In the afternoon we fade, and have to have a nap before heading out for a wander and dinner.  We find a little family restaurant down a quieter alley way.  It turns out that the restaurant area doubles as their lounge and so when customers come in they turn off the tv and get to work.  We had some of our best Vietnamese food yet – fresh spring rolls and a local dish consisting of caramelised fish and sauce cooked in a clay pot.  We also had free entertainment in this restaurant as a couple of French ladies were in at the same time and seemed unable to say no to the women and children who come round to sell things.  Once one girl had her first sale, a constant stream of sellers arrived at the restaurant and the French couple would buy something from each one.  When the sellers started arriving by moped we realised that they were texting each other to tell them that someone was buying.  This was confirmed by the seller that arrived just after the French couple had left, she marched over to the table to find it empty looked around in disappointment, never even bothered the other customers and left.  So there’s a lesson in buying from the street sellers, you may think you are doing a good deed but it means that you have just ruined your evening by constant calls of 'only $1’.  We’re trying to stand by the stance of not buying from children as they are meant to be in school but they know this and so the line is ‘please buy something so I can go to school’.  I may break soon.  On our walk home we find out that the moped drivers night time job is to sell marijuana and so there are constant offers as we walk down the street of ‘Moto? Marijuana?’

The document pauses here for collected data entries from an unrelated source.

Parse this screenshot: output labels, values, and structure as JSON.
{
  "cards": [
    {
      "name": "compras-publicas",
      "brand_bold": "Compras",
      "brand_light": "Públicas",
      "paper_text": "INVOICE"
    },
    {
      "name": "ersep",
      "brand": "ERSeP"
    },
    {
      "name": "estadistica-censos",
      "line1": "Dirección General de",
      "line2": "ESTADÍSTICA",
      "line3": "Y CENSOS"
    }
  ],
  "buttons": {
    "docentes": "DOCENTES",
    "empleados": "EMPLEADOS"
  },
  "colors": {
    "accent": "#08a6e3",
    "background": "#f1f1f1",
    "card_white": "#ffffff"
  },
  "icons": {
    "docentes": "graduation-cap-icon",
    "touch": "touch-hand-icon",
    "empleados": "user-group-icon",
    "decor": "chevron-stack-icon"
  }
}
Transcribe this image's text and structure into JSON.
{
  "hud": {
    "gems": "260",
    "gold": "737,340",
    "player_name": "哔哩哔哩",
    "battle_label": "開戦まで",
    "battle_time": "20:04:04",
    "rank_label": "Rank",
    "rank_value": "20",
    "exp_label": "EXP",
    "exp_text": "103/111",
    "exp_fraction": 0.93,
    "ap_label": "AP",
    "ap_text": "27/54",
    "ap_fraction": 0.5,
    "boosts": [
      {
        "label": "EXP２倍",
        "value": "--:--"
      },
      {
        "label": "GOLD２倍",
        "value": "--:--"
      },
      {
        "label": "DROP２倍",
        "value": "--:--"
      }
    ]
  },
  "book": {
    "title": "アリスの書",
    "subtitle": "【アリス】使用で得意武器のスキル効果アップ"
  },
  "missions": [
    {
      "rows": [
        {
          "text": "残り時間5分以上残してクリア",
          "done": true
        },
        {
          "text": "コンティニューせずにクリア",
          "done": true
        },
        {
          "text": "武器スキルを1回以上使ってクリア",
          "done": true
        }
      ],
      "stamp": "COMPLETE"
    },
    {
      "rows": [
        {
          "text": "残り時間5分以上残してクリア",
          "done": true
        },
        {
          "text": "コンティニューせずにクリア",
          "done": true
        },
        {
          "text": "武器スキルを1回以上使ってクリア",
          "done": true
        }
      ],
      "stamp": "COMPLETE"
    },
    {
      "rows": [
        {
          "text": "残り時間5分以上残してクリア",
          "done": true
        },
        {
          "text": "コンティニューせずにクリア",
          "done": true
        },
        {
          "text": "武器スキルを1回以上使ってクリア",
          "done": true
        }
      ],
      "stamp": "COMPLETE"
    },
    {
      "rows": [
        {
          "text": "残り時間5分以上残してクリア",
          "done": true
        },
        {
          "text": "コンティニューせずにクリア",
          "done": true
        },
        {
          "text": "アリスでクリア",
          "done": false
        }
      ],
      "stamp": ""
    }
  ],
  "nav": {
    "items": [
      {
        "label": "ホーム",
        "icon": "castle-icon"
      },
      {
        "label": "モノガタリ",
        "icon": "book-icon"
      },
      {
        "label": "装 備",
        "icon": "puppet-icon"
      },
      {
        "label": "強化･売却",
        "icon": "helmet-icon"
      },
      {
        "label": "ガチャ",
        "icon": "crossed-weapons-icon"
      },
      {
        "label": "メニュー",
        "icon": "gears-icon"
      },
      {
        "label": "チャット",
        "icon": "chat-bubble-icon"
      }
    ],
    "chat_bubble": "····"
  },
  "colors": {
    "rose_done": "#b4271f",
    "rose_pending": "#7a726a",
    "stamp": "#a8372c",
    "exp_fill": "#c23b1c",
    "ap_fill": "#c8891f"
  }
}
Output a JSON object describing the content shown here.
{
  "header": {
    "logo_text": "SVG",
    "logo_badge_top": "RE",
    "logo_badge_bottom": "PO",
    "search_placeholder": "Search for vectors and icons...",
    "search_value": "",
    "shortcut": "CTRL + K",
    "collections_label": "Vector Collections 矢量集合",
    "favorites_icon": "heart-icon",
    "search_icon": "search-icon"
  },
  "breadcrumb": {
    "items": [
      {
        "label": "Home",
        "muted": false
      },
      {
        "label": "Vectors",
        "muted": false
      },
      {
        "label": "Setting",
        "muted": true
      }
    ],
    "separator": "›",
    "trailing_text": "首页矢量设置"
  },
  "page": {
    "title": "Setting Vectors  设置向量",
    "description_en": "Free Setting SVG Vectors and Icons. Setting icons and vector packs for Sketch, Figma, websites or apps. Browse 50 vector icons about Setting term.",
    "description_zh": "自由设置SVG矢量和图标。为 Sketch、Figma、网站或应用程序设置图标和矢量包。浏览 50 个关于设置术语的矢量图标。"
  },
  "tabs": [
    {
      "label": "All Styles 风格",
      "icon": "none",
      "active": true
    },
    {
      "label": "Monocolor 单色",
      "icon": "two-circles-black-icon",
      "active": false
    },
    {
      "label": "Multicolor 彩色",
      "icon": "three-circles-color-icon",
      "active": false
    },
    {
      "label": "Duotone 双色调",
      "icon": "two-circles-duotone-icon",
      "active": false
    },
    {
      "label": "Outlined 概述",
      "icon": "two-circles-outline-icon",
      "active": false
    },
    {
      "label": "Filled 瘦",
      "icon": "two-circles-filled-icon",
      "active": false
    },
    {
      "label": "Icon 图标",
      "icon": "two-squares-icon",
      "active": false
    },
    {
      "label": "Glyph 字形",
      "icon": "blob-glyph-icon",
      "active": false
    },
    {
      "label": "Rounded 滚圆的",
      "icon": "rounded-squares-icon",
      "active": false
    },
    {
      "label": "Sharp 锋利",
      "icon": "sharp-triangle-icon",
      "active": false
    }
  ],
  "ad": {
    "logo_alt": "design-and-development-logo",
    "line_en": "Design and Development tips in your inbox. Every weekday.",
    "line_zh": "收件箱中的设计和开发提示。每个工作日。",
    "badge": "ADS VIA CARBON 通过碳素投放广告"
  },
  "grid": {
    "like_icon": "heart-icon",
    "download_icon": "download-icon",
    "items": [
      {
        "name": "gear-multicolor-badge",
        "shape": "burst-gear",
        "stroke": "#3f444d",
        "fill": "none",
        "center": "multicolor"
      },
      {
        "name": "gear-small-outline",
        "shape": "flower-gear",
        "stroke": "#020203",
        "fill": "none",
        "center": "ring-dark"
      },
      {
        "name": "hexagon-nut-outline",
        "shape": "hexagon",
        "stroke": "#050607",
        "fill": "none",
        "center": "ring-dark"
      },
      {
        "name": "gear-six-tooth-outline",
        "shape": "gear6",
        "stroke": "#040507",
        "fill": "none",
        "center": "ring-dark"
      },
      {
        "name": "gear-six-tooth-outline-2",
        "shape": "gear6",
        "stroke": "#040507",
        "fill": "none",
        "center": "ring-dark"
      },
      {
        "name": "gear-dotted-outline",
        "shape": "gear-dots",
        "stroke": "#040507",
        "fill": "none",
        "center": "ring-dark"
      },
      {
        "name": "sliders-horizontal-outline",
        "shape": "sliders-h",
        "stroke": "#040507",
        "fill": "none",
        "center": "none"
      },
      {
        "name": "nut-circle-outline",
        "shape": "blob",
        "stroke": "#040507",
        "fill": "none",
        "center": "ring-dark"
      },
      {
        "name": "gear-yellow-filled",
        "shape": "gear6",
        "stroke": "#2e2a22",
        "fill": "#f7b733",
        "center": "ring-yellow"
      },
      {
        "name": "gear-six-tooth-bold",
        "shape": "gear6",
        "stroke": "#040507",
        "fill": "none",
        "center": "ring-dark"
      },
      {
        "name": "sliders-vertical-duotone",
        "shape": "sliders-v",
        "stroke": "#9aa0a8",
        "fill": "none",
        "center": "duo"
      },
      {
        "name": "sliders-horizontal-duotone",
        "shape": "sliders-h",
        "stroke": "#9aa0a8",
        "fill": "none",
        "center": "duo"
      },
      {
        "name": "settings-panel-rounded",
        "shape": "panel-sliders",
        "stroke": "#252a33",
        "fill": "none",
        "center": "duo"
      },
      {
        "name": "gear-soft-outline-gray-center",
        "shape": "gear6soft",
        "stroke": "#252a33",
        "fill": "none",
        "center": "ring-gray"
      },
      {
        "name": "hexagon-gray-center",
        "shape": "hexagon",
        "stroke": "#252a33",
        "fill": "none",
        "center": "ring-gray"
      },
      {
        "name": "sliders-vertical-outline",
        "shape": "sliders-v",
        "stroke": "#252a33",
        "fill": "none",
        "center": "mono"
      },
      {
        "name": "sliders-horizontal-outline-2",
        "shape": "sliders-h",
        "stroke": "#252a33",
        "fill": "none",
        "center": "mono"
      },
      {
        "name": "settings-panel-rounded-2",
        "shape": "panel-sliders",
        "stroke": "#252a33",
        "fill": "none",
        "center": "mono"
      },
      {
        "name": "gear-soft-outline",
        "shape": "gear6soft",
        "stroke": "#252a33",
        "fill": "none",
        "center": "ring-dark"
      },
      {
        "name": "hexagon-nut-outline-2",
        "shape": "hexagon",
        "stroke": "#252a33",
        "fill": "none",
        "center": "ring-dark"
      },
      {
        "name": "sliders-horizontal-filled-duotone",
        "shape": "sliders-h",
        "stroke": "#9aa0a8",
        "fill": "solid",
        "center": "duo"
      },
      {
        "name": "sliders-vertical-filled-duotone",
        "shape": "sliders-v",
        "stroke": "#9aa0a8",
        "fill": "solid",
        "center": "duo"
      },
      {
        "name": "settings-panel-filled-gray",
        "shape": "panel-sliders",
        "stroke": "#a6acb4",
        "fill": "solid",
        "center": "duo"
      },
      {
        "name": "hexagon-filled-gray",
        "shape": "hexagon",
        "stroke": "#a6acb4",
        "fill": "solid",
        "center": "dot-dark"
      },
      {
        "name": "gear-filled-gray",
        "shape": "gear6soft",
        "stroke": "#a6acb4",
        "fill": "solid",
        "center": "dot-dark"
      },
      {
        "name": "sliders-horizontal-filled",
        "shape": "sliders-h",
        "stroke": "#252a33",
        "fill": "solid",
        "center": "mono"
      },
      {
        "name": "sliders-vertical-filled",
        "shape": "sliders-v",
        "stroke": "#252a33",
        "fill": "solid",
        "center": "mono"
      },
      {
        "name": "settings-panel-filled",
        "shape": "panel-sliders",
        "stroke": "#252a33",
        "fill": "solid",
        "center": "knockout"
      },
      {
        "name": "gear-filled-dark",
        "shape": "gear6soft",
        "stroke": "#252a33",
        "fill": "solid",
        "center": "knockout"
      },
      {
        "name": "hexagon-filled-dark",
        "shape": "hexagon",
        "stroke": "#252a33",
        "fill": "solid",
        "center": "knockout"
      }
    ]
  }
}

The next day we book on to a bus tour of the Imperial Tombs, we’re not enjoying that we have to do so many tours to get places due to the lack of public transport (if you don’t want to sit on the back of a motorbike) plus it’s raining so the idea of hiring bikes doesn’t look too appealing

We had been told about good Vietnamese sandwiches called ‘banh mi’ and so eager to try the local food, I ask a guy at our hotel how to order one and how much they cost.  He promptly disappears out to go and buy me one as he knows a good place.  Five minutes later he returns with two large French baguettes with a big smile on his face and says don’t worry they’re free.  Turns out banh mi just means bread and so I now have two plain baguettes to eat for lunch as I didn’t want to tell the hotel guys that it wasn’t what I meant.

So we get picked up for our tour (me with two baguettes) and head off to see the temples along the perfume river.  Our tour guide is a character and his favourite phrase seems to be ‘Now listen to me’.  The first temple we go to is Ming Mang which impressive as it’s symmetrical and quite a large complex.  Our guides tells us that this emperor had over 500 wives and 100 children so a lot of the complex is for all his wives and children.  The second temple is Khai Dinh which is very ornate and beautifully decorated with mosaic tiles.  Our guide goes into a little too much graphic detail about how this homosexual emperor fathered his one son.  During this story half the tour group looked a little awkward while the other half nodded politely (hopefully because they didn’t understand what he was saying).  At least the tour guides are consistent in their inappropriate jokes/stories.  The last temple was called Tu Duc and its story was that the emperor didn’t manage to have any children and so he had to write his own eulogy which is a little sad.

We survived our tour and headed back to the same restaurant for dinner that night.  Unfortunately that evening we learnt our lesson that we should never go to the same restaurant twice as Jonny was hit by some sort of food poisoning a couple hours after dinner – the first time in his life he has ever had it!  After a night with very little sleep, he finally got to sleep, I started to be sick about an hour later.  Not great when we had a bus booked for 8am.  We plead with the hotel to let us stay another night but they’re fully booked so we manage to change our bus to the afternoon and hope for the best. 

Having not eaten for the whole day we clamber on to the bus that had bunkbeds (bit strange as our journey is only 3 hours) but that means we manage to sleep through most the journey and arrive in Hoi An in the evening.